Open
Description
reproducer:
# /// script
# dependencies = [
# "zarr == 2.18",
# "numpy == 2.2",
# "numcodecs == 0.15.0",
# ]
# ///
import numpy as np
import zarr
import numcodecs
arr = zarr.create(store={}, shape=(10,), dtype=np.dtypes.StringDType(), object_codec=numcodecs.VLenUTF8())
print(arr[:])
Traceback (most recent call last):
File "/home/bennettd/.cache/uv/archive-v0/Pv26IvD846wSGOG2rRA48/lib/python3.11/site-packages/zarr/meta.py", line 118, in decode_array_metadata
dtype = cls.decode_dtype(meta["dtype"])
^^^^^^^^^^^^^^^^^^^^^^^^^^^^^^^
File "/home/bennettd/.cache/uv/archive-v0/Pv26IvD846wSGOG2rRA48/lib/python3.11/site-packages/zarr/meta.py", line 193, in decode_dtype
return np.dtype(d)
^^^^^^^^^^^
TypeError: data type '|T16' not understood
The above exception was the direct cause of the following exception:
Traceback (most recent call last):
File "/home/bennettd/dev/zarr-python/foo.py", line 12, in <module>
arr = zarr.create(store={}, shape=(10,), dtype=np.dtypes.StringDType(), object_codec=numcodecs.VLenUTF8())
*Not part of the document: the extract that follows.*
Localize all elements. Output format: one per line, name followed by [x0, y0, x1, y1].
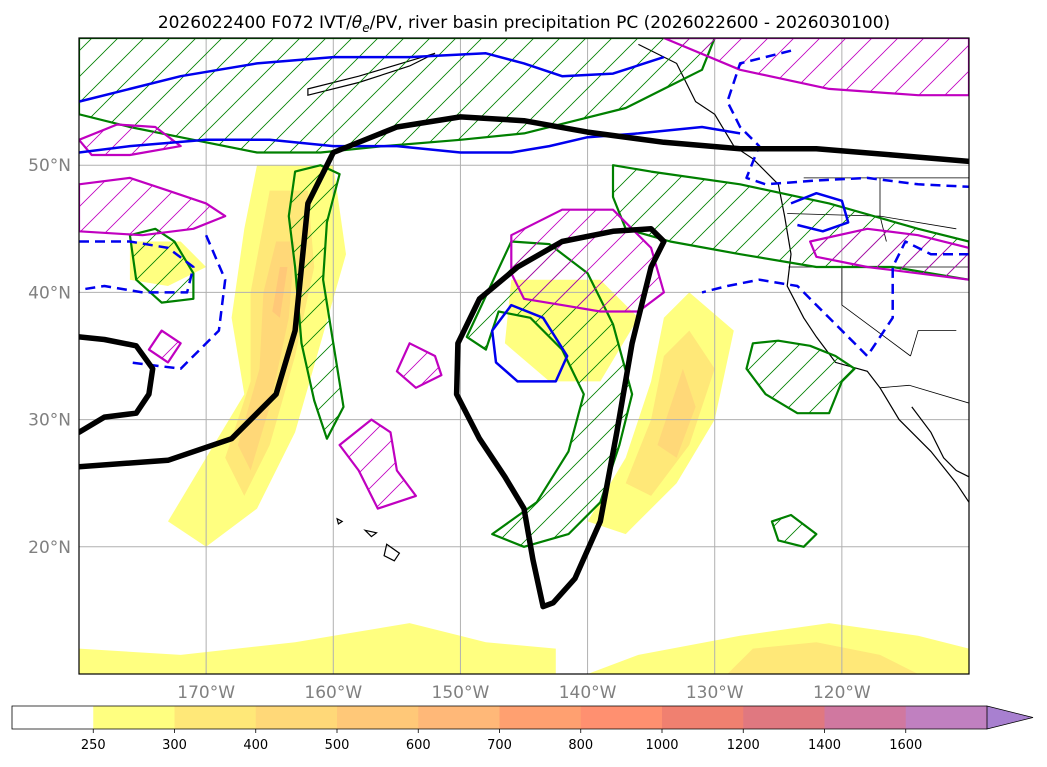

^^^^^^^^^^^^^^^^^^^^^^^^^^^^^^^^^^^^^^^^^^^^^^^^^^^^^^^^^^^^^^^^^^^^^^^^^^^^^^^^^^^^^^^^^^^^^^^^^^^^
File "/home/bennettd/.cache/uv/archive-v0/Pv26IvD846wSGOG2rRA48/lib/python3.11/site-packages/zarr/creation.py", line 227, in create
z = Array(
^^^^^^
File "/home/bennettd/.cache/uv/archive-v0/Pv26IvD846wSGOG2rRA48/lib/python3.11/site-packages/zarr/core.py", line 170, in __init__
self._load_metadata()
File "/home/bennettd/.cache/uv/archive-v0/Pv26IvD846wSGOG2rRA48/lib/python3.11/site-packages/zarr/core.py", line 193, in _load_metadata
self._load_metadata_nosync()
File "/home/bennettd/.cache/uv/archive-v0/Pv26IvD846wSGOG2rRA48/lib/python3.11/site-packages/zarr/core.py", line 207, in _load_metadata_nosync
meta = self._store._metadata_class.decode_array_metadata(meta_bytes)
^^^^^^^^^^^^^^^^^^^^^^^^^^^^^^^^^^^^^^^^^^^^^^^^^^^^^^^^^^^^^
File "/home/bennettd/.cache/uv/archive-v0/Pv26IvD846wSGOG2rRA48/lib/python3.11/site-packages/zarr/meta.py", line 141, in decode_array_metadata
raise MetadataError("error decoding metadata") from e
zarr.errors.MetadataError: error decoding metadata
Zarr python 2.18 assumes that numpy data types can be constructed from a string representation (e.g., np.dtype('uint8') makes a uint8 dtype), but the relatively new numpy variable length string data type with string representation "T16"
does not allow this kind of construction.
This means that creating a zarr format 2 array with the new numpy variable length string data type will not be accessible from zarr-python 2.18. If we care about keeping zarr-python 2.x forward compatible, we could release a new version, or we can accept the rift here.